On comprend donc très bien pourquoi le pouvoir n’a pas voulu juger Biram sur « l’autre affaire », c’est-à-dire, l’incinération des livres du rite malékite et rapprocher son cas de celui d’Ould M’Khaytir. Cela lui aurait créé une situation inextricable à l’extérieur du pays avec un homme dont le réseau de relations va de la France aux Etats-Unis en passant par l’Italie, l’Allemagne et la Belgique.

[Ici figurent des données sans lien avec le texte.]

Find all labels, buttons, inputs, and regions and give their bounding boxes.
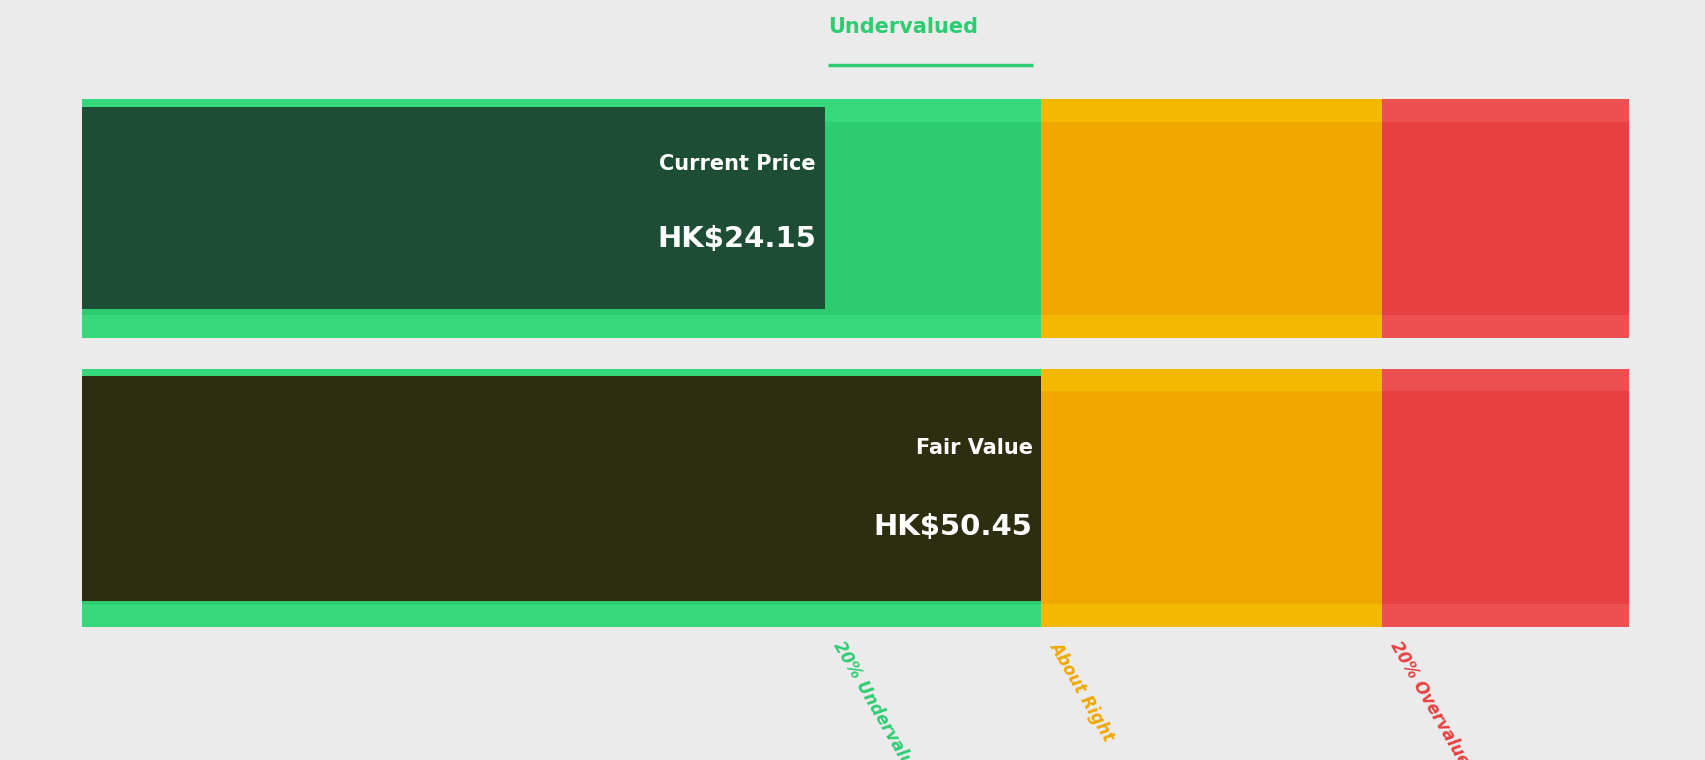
Bar xyxy=(1381,99,1628,338)
Bar xyxy=(824,604,1040,627)
Bar xyxy=(1381,99,1628,122)
Bar xyxy=(824,99,1040,338)
Text: About Right: About Right xyxy=(1045,638,1117,744)
Bar xyxy=(82,107,824,309)
Bar xyxy=(82,376,1040,601)
Text: Undervalued: Undervalued xyxy=(827,17,977,36)
Bar xyxy=(1040,369,1381,627)
Bar xyxy=(824,369,1040,627)
Bar xyxy=(82,604,824,627)
Text: HK$24.15: HK$24.15 xyxy=(656,225,815,253)
Bar xyxy=(1381,315,1628,338)
Text: Fair Value: Fair Value xyxy=(916,439,1032,458)
Bar xyxy=(824,99,1040,122)
Bar xyxy=(82,99,824,122)
Bar xyxy=(1040,604,1381,627)
Bar xyxy=(824,315,1040,338)
Bar xyxy=(82,369,824,627)
Bar xyxy=(1040,369,1381,391)
Text: 20% Overvalued: 20% Overvalued xyxy=(1386,638,1478,760)
Bar xyxy=(1381,369,1628,391)
Bar xyxy=(1040,99,1381,338)
Bar xyxy=(1381,604,1628,627)
Text: Current Price: Current Price xyxy=(660,154,815,174)
Bar xyxy=(82,369,824,391)
Bar xyxy=(1381,369,1628,627)
Bar xyxy=(824,369,1040,391)
Text: HK$50.45: HK$50.45 xyxy=(873,513,1032,541)
Text: 20% Undervalued: 20% Undervalued xyxy=(829,638,928,760)
Bar xyxy=(1040,99,1381,122)
Bar xyxy=(1040,315,1381,338)
Text: 52.1%: 52.1% xyxy=(827,0,963,8)
Bar xyxy=(82,315,824,338)
Bar xyxy=(82,99,824,338)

Rien à voir avec un Ould M’Khaytir, surgi du néant pour venir alimenter un débat (celui des inégalités sociales en Mauritanie) qui divise depuis la nuit des temps.

Car il ne faut pas croire que cette affaire est seulement d’essence religieuse. La chari’a, au nom de laquelle on condamne Ould M’Khaytir, n’est pas appliquée dans tous les cas. Allah recommande de ne pas tuer, de ne pas voler, de ne pas boire du vin, de s’éloigner de l’adultère et du mensonge. Et pourtant, le meurtre, le vol, le viol et la fornication alimentent les pages « faits divers » des journaux en Mauritanie. Pour certains de ces crimes, la chari’a exige la peine de mort, mais l’on feint de l’ignorer en appliquant plutôt la loi des hommes.